What answer are you getting that's incorrect? That's what is puzzling. I looked at your code, but I don't see any division, percentage calculation, or output.
I compiled and ran your code. Here's the output I got. So far, so good. What's wrong? What's your question?
"C:\Program Files\Java\jdk1.7.0_02\bin\java" -Didea.launcher.port=7533 "-Didea.launcher.bin.path=C:\Program Files (x86)\JetBrains\IntelliJ IDEA 120.11\bin" com.intellij.rt.execution.application.AppMain cruft.Integers
How many numbers will you enter?
4
Enter 4 integers, one per line:
2
1
1
2
The sum is 16.
The numbers are:
Process finished with exit code 0
Write more code. Be careful to remember that integer division isn't what you want; percentages need to be doubles.
int x = 1/2; // x will equal zero. know why?
You've already calculated the sum. You know that if you take in ten numbers, no matter how many or what their values are, the percentage of the sum that each one will represent is the number divided by the sum. Is that what you're asking?
1 hour later:
It's been a whole hour, and you seem to think that writing comments is more educational than actually writing the four lines of code that you need. Okay, I'll bite - here's your solution. I'll risk the wrath of all those who will be outraged by someone who does homework. I want you to see how ridiculous it is that you wouldn't even attempt four lines of code:
import java.util.Scanner;
public class Integers {
public static void main(String[] args) {
Scanner keyboard = new Scanner(System.in);
System.out.println("How many numbers will you enter?");
int size = keyboard.nextInt();
int[] entry = new int[size];
System.out.println("Enter " + entry.length + " integers, one per line:");
int sum = 0;
for (int index = 0; index < entry.length; index++) {
entry[index] = keyboard.nextInt();
sum += entry[index]; // this was wrong - I fixed it.
}
// This is all you had to do.
for (int anEntry : entry) {
System.out.println(String.format("value: %d %6.2f%%", anEntry, anEntry * 100.0 / sum));
}
System.out.println(String.format("total: %d %6.2f%%", sum, 100.0));
}
}

Since this is not homework, I am not going to give you an answer, but give you an approach that you can figure out to implement (and learn from :-D)

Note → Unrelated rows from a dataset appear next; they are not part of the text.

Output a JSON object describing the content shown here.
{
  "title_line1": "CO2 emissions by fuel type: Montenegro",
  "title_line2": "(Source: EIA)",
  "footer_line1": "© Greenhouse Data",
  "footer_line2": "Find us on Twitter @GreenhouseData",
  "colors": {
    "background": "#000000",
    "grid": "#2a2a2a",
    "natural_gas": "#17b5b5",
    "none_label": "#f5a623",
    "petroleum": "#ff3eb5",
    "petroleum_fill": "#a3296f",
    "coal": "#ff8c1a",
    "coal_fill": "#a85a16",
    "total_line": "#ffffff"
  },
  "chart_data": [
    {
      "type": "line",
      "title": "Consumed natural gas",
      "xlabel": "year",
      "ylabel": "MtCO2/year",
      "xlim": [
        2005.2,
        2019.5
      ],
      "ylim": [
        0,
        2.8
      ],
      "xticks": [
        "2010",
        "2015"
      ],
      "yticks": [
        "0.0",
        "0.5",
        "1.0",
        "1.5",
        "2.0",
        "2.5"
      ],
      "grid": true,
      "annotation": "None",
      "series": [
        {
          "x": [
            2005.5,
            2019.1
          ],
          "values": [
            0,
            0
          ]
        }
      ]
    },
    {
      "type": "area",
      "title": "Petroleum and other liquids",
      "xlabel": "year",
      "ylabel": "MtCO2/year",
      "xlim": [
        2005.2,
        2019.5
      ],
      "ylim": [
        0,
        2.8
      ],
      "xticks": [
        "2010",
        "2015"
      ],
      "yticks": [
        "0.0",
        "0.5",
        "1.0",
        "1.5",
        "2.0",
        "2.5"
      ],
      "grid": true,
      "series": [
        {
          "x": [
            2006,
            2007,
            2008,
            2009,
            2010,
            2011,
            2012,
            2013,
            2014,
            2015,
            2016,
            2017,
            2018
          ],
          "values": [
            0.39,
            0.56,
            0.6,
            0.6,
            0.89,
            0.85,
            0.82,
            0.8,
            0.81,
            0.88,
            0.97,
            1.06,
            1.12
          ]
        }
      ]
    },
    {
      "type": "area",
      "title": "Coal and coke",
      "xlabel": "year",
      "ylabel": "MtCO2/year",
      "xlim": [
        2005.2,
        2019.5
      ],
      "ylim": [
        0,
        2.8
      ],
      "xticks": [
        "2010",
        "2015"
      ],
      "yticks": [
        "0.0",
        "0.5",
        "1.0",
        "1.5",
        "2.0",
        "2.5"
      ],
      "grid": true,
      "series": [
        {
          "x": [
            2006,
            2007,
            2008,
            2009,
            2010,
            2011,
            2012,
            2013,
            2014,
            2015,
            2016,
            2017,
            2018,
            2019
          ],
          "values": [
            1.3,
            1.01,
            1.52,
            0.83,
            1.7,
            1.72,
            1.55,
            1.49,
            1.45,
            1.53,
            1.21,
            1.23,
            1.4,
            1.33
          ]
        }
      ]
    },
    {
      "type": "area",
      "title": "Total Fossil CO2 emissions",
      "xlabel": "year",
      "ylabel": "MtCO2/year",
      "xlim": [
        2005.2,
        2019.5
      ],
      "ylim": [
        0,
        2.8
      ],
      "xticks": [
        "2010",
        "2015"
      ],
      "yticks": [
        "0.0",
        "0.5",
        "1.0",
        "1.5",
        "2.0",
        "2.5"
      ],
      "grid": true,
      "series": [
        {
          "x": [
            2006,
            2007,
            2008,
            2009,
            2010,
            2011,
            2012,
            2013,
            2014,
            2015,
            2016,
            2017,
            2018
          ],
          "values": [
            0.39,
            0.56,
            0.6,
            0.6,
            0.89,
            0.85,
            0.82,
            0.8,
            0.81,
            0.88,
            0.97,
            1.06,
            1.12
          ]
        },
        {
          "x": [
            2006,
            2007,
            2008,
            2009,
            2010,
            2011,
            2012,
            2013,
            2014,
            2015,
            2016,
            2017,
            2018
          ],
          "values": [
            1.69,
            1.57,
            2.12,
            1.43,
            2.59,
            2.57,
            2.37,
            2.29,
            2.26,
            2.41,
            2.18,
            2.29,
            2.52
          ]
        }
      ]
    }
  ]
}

create two arrays of the length the user enters and one counter for the second. the first array will be the one you currently have. The second will store unique values and the counter will represent how many unique values are in that array. When the user enters a value, check to see if its in the current array, if not add it to unique and increment the counter. Then iterate through the unique array at the end of your program performing the calculation.
--cheers

If you have an unknown number of integers separated by a ' ' space, you could take them in as a String and use the String.split function - you can find documentation at http://docs.oracle.com/javase/1.5.0/docs/api/java/lang/String.html#split(java.lang.String) - which will give you an array which is as large as you need it to be, and whose length is stored in the length field of the array.